In terms of preference for the type of prosthesis, Price et al. [22] demonstrated that two of three patients who expressed a preference favored the mobile-bearing knee. Kim et al. [16] reported that 85% of patients expressed no preference for either knee. Our questionnaire also revealed no tendency for a preference between a mobile-bearing or fixed-bearing TKA.

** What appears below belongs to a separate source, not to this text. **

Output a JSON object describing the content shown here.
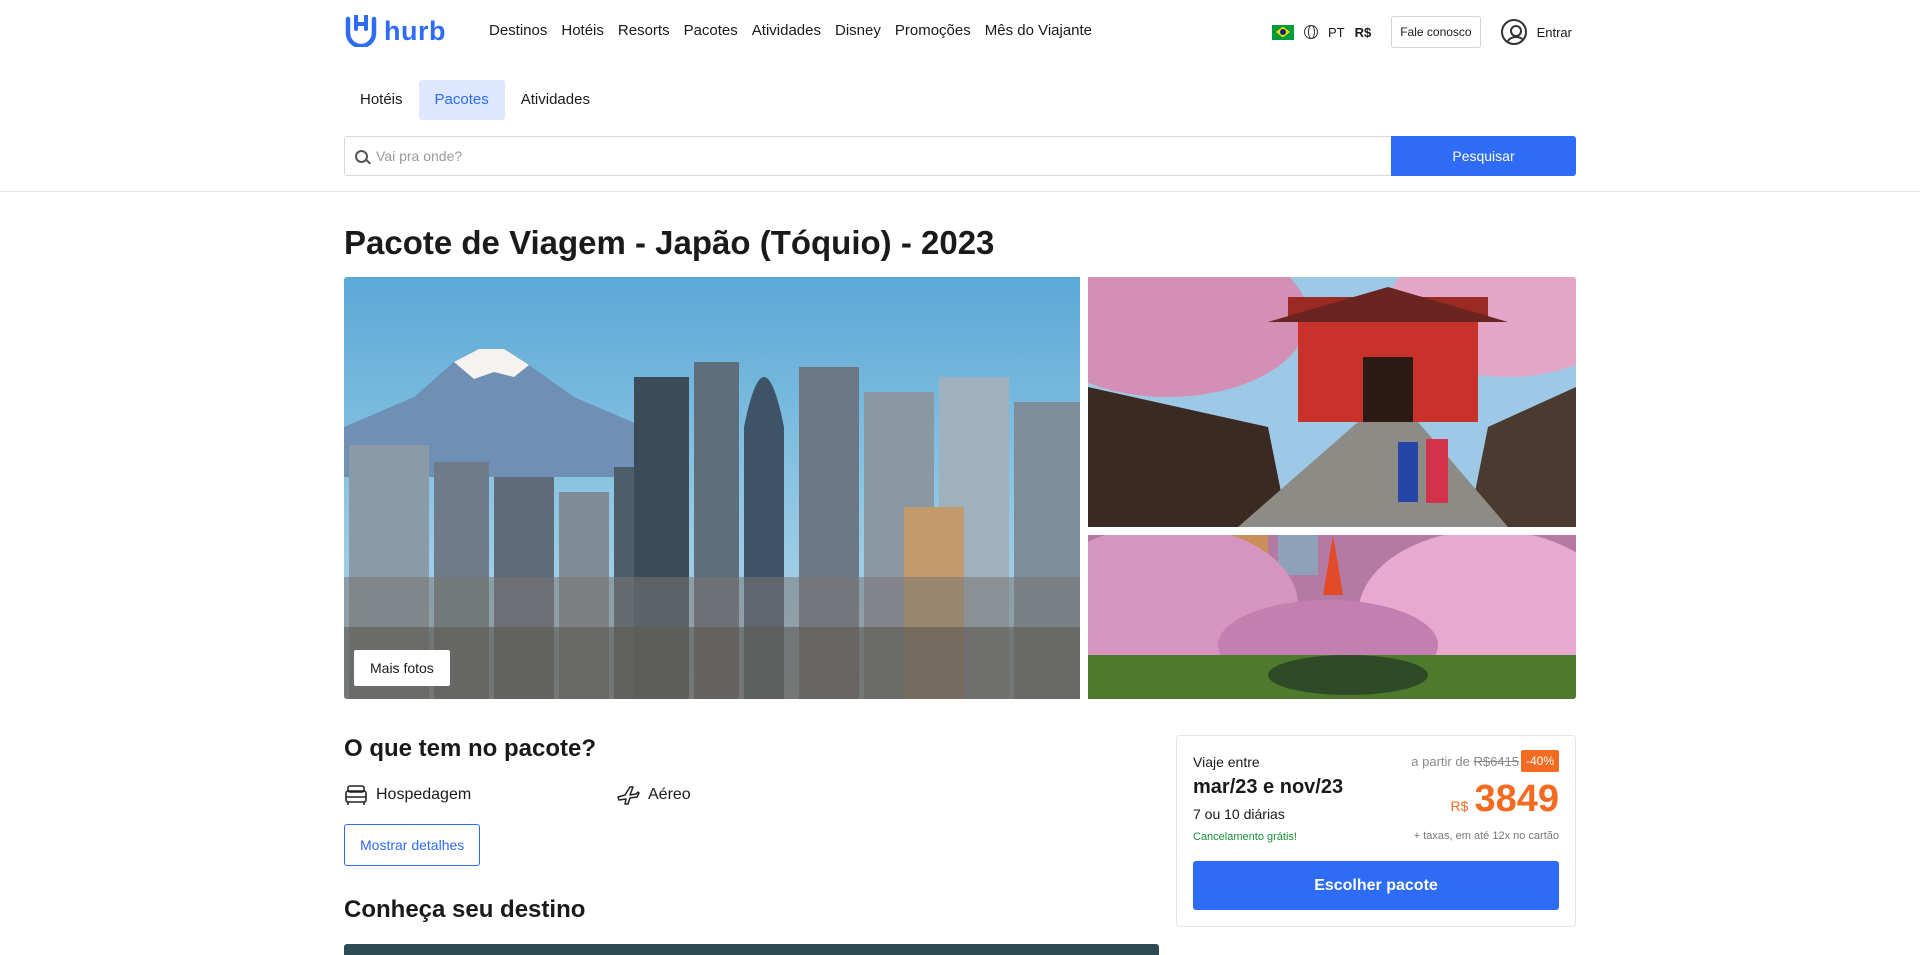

No osteolysis was found in either group in the present study, and Callaghan et al. [7] reported no knee was revised because of loosening, osteolysis, or polyethylene wear at a minimum follow-up of 15 years for a mobile-bearing TKA. However, the prevalence of osteolysis in failed TKA was reported to be significantly higher in the mobile-bearing TKA (47%) than in the fixed-bearing TKA (13%) [11]. Huang et al. [12] showed that the mobile-bearing knees (LCS, DePuy) produced smaller particulate debris and more granular debris. Minoda et al. [20] compared the size, shape, and number of polyethylene wear particles found in synovial fluids of patients 1 year after implantation of well-functioning mobile-bearing and fixed-bearing total knee prostheses with a posterior-stabilized design and found no differences in these parameters between groups. These in vivo studies did not confirm the theoretical advantages of a mobile-bearing TKA. Recently, Ho et al. [10] examined worn tibial inserts, including mobile-bearing rotating-platform posterior cruciate-sacrificing dished prostheses (LCS, DePuy) and fixed-bearing posterior cruciate-retaining flat prostheses (Miller-Galante I, Zimmer), which were retrieved at revision surgery with an average implantation time of 115 months. Low-grade wear was more common in mobile-bearing knees, whereas high-grade wear was more common in fixed-bearing knees. The authors stated that mobile-bearing designs reduced the incidence of rotational asymmetric wear because of facilitation of movement of the insert relative to the tray when the knee rotates. The follow-up period in our study was not sufficient to evaluate the reduction of polyethylene wear as well as implant loosening. The other limitations of the study were the small sample size and particular type of population, including light mean weight (56.8 kg) and good preoperative mean range of movement (114°–118° of flexion).

After mobile-bearing TKA, dislocation or spinout can occur as a result of excessive rotation of the polyethylene bearing accompanied by translation of the femur on the tibia [2, 3, 9, 24, 25]. Although bearing dislocation is an unusual complication, it is the most important potential early complication. The reported incidence of polyethylene dislocation ranges from 0 to 9.3% [4, 12, 23, 26]. The causes of dislocation after TKA are multifactorial, including component malposition, prosthesis design, extensor mechanism dysfunction, hamstring spasm, extensive posterolateral release, and increased flexion laxity [3, 9, 2426]. Many surgeons feel that the use of an unconstrained mobile-bearing TKA may be contraindicated in cases of severe varus and valgus deformity because of the difficulty in ligament balancing and the requirement for extensive soft tissue release; however, the degree of deformity that can be treated with mobile-bearing knees is unclear [5, 27].

Conclusion

Although it is difficult to draw valid conclusions from our small study and long-term results from our patients are required to provide useful information, early results indicate no significant differences in the clinical and radiographic findings between mobile-bearing and fixed-bearing posterior-stabilized TKAs using the same design of femoral component in the same patients. Satisfactory early results can be achieved in both prostheses. We could not demonstrate an early advantage for a mobile-bearing knee and our hypothesis was verified.